Our local Ithaca, NY, Sears store closed last month—one of more than 200 in 2014. Sears Holdings Co. CEO Eddie Lampert explained the decision in a post on the company's website. Part of his message is about keeping underperforming stores open as long as possible:
"I am proud of the work associates contribute to serve our members in all of our stores and believe that the decision to keep some of our worst performing stores open in the past, despite their low or negative levels of profit, was the right one because we kept people employed and served our members. We have experimented with different formats, different levels of investment and different processes to bring about a better result. Given changing circumstances, both in the retail industry and in our company, we can no longer afford, nor justify keeping these stores open."
In a second blog post a day earlier, Lampert writes, "Is something a 'failure' if other successes come from it?" He responds to a Crain's Chicago Business article that criticized Sears for being too merchandise-driven when it needs to evolve as a market-driven company.

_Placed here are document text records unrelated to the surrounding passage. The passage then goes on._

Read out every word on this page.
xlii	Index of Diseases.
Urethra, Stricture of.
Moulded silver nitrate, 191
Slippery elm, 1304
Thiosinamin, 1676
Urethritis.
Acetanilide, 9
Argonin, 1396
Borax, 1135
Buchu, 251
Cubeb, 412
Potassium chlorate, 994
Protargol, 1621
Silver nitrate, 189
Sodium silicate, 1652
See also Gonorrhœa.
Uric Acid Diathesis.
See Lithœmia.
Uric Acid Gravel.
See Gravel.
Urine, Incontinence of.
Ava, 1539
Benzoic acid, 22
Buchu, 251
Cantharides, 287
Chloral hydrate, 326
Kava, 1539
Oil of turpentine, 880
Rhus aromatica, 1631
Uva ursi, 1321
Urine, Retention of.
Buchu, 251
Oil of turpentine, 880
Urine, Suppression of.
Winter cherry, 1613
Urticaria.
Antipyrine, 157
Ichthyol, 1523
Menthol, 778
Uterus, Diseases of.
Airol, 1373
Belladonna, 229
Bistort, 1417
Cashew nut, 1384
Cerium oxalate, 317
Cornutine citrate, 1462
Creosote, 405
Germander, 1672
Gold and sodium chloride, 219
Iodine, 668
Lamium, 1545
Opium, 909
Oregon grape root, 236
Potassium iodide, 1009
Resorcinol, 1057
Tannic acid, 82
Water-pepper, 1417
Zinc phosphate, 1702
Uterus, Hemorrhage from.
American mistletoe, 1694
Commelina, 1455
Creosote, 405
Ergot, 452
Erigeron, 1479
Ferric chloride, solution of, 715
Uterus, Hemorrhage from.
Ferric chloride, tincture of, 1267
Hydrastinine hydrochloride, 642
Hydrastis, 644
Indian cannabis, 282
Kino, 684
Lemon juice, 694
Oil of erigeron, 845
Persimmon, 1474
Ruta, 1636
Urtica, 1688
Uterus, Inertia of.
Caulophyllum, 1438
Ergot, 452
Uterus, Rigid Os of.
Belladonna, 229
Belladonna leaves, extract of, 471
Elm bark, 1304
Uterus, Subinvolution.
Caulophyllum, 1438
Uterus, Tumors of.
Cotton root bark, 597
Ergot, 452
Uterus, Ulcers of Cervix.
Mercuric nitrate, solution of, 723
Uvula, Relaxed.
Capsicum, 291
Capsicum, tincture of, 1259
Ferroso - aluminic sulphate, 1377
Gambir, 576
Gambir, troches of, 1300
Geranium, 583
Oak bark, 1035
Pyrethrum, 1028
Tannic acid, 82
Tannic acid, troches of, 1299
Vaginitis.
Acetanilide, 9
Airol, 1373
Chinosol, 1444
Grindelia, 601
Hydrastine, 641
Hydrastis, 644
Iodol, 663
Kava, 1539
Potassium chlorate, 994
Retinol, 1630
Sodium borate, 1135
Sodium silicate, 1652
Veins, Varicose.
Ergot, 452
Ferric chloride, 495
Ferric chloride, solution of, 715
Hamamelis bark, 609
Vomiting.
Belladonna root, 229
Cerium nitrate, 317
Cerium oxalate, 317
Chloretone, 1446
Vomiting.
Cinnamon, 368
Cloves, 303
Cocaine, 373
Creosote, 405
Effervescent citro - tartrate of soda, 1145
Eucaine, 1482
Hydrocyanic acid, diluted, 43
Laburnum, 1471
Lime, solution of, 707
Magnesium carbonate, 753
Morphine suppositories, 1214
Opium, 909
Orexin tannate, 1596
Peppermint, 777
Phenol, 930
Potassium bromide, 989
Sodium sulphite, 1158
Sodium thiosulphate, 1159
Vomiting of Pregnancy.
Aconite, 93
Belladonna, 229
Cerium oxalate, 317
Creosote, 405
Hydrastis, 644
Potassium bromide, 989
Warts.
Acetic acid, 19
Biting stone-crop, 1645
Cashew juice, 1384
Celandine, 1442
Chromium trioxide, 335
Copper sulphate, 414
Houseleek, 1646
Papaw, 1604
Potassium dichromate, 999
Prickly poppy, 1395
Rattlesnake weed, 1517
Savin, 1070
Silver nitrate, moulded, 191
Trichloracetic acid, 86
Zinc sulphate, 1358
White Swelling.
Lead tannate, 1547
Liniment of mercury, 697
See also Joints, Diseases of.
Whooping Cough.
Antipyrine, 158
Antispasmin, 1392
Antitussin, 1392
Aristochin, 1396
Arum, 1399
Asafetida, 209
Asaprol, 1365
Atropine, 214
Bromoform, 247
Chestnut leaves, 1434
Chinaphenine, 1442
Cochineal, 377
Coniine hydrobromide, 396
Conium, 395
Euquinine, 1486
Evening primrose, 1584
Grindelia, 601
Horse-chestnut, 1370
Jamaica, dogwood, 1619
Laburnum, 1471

"Success takes both hard work and a willingness to keep what works and adjust what doesn’t based upon what our members want. This is what we and our competitors needed to do back in 1988. It’s what so many people across our company are doing today, and it’s how we are going to bring Sears and Kmart forward into tomorrow."
If nothing else, Lambert's determination shows in the number of his blog posts. Between 2005 and 2013, he wrote no more than three posts per year. In 2014, he's blogging between two and nine times a month.
- How does Lambert use principles of persuasion discussed in Chapter 7 in his "Moving Forward" post about the store closings?
- Compare Lambert's early posts on the blog (2005 and 2006) with his most recent. What differences do you notice, and how can you account for them?